The last (8 mark) part of this (also in attachment):
[URL]http://img189.imageshack.us/i/imag0095l.jpg/[/URL]

(very sorry for having to post an image, I spent a good hour trying to tex it in this, but there's something wrong with my parsing in the preview post. anyway...)

Homework Equations

the answer to the penultimate part (the 4 marker) is the "up" spin has 0.82 and the "down" has 0.18 relative intensity.

The Attempt at a Solution

Using \hat{S}_{y}=hbar/2\sigma_{y} you can solve the eigenequation \sigma_{y}|\chi> = \lambda|\chi> to find the eigenstates of \hat{S}_{y} in terms of \alpha and \beta:

|+>_y = 1/\sqrt{2} (|\alpha>_y + i|\beta>_y) and

|->_y = 1/\sqrt{2} (|\alpha>_y - i|\beta>_y)
But these are pretty standard results...
They are the states that spin in the +y and -y directions (please correct me if I am wrong on that).

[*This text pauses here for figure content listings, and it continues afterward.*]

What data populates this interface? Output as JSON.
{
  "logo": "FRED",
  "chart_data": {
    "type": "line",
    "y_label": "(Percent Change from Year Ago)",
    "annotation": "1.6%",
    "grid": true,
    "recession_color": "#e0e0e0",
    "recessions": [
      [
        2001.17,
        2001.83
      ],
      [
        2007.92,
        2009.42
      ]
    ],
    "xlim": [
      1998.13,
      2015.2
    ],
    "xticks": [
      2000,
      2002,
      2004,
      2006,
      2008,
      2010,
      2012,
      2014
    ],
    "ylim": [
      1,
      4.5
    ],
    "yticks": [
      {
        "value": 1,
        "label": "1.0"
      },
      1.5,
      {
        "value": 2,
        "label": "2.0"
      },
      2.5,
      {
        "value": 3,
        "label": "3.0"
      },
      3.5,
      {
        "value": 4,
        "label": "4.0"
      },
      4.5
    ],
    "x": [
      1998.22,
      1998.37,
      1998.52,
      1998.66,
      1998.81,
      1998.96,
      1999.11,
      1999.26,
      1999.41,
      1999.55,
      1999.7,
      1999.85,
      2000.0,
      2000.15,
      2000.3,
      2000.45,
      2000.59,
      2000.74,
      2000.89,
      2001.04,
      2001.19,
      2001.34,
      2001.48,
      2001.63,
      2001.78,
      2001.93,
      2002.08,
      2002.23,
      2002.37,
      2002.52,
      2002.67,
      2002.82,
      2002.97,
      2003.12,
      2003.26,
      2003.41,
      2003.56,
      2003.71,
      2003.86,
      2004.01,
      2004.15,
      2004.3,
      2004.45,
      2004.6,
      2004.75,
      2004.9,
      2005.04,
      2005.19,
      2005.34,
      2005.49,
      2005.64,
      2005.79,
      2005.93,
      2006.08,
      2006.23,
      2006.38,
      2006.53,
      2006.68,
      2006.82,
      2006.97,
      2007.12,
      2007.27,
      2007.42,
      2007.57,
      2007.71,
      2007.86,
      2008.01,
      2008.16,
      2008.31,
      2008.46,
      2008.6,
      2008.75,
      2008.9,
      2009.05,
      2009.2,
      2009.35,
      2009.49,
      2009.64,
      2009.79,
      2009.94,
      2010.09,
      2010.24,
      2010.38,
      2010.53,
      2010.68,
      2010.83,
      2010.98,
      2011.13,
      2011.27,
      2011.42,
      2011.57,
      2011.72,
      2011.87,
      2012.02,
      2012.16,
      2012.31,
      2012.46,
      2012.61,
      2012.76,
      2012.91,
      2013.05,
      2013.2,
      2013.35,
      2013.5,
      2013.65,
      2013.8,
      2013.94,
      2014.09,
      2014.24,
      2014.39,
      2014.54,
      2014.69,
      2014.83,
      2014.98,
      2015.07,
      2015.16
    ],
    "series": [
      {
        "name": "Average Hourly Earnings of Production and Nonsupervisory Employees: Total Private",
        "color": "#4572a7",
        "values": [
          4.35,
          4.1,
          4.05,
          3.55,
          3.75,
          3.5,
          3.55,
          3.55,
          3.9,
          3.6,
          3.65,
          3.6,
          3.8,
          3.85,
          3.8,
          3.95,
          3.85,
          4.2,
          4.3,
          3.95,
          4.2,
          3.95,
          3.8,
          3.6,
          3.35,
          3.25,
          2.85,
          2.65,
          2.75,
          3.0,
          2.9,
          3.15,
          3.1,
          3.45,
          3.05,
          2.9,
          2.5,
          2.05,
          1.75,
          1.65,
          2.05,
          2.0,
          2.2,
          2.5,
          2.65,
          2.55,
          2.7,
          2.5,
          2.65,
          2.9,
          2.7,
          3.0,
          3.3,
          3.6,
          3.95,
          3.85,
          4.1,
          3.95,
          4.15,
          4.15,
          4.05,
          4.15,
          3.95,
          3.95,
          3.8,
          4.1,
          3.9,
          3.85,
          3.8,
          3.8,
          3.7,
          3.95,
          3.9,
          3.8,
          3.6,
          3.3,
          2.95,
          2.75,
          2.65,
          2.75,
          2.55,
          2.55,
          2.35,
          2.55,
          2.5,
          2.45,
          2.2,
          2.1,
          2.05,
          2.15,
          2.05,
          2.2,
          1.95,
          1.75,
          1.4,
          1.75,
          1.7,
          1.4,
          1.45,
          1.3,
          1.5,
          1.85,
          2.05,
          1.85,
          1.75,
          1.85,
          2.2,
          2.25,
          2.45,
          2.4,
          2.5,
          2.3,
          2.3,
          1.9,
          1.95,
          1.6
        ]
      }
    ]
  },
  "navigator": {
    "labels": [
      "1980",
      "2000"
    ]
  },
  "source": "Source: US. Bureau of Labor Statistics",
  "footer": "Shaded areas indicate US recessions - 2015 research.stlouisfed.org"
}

Do I just take _y<+|\alpha> and _y<-|\alpha>and get the coefficients for the two beams?

Whether or not i then need to multiple by the intensities found in the part beforehand is another question... (I know intensity != probability but it seems sensible?..)

Ultra thanks to anyone who can help -Im revising for my finals :)

Homework Statement

Homework Equations

The Attempt at a Solution

 

[sgd37]

you need to take each of the possible beams in the previous question which have states \left| \Psi_i \right\rangle say and contract them with the +y eigenstate to get a coefficient. The previous intensities can be discarded

 

[Onamor]

Thanks, i think I've done it now with your help. Each beam has 50/50 probability as you would expect. thanks again.